The music at the Delta Blues Museum in Clarksdale, Mississippi, was made by those who answered their own questions. Slaves and sharecroppers used songs to resist their circumstances. They passed the melodies to their descendants who resisted through massive nonviolence. Musicians’ soulful voices guided their truths into the ears of the masses. Sister Rosetta Tharpe, Muddy Waters, B.B. King, etc., all refused to let the reality of their times silence their voices.

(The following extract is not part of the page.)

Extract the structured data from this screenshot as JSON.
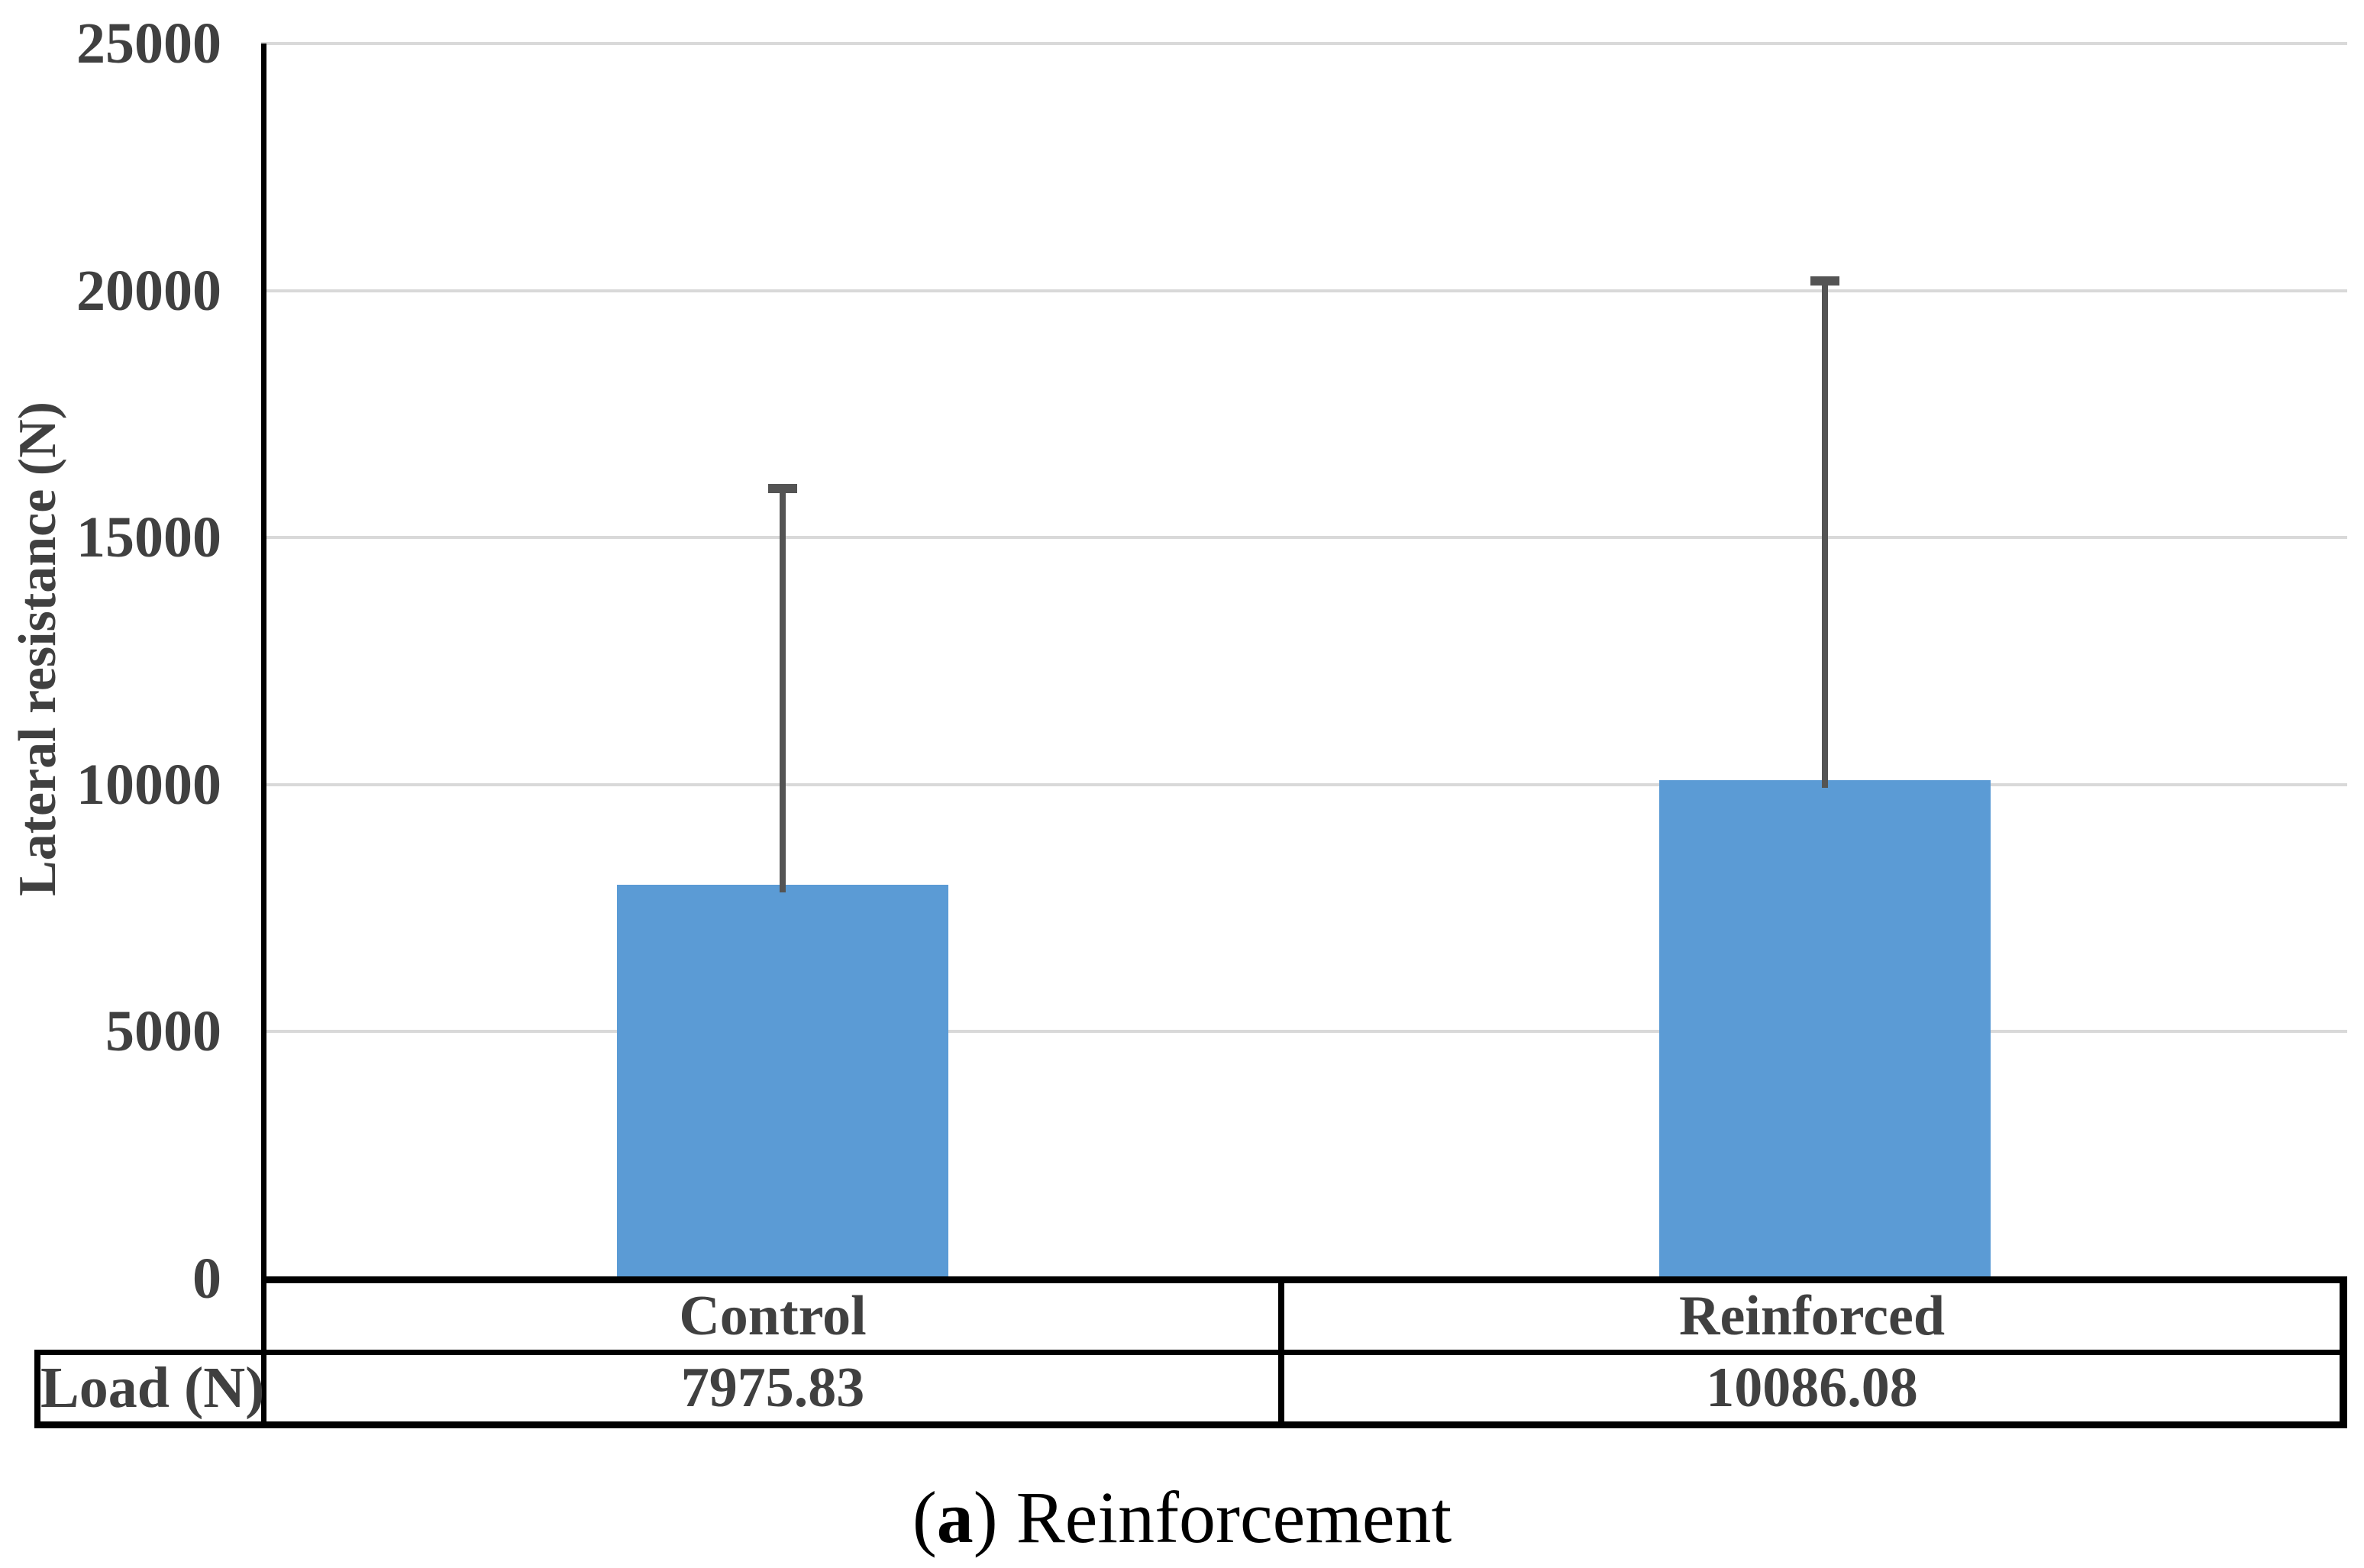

As we continued along the trail, my playlist expanded, and similarly so did my perspective. My fear of viewing the trail and its history as an outsider faded. My family had adopted this history when they came to America, but it was irrevocably and unmistakably mine. It became so when I checked “Black or African American” on all those standardized tests in my past schools. When, as a girl, I spent summers in Alabama surrounded by good food and my stepfather’s warnings not to make any trouble. When my father told me about his childhood in North Miami, where slurs flew and heat sweltered. When an ex-partner, who is white, told me that his parents would not approve of him bringing a Black girl home. This identity that I had always felt was placed on my shoulders was now worn as a cloak of pride.

The civil rights trail opened both my eyes and ears, its painful history reiterating itself every stop along the way. In the company of my UF classmates and instructors, and those joining us from FAMU, I realized my connection to this history in a space that felt comfortable. I am thankful to have been with a groups of peers who lived this experience with me.

All in all, I believe that music’s ability to establish community is one of its most powerful attributes. From sing-a-longs on the bus to merely listening to shared playlists, our little group of journalists formed a bond built on understanding. I thank this journey for its impact on my life – and for providing the music and leaving it up to me to listen.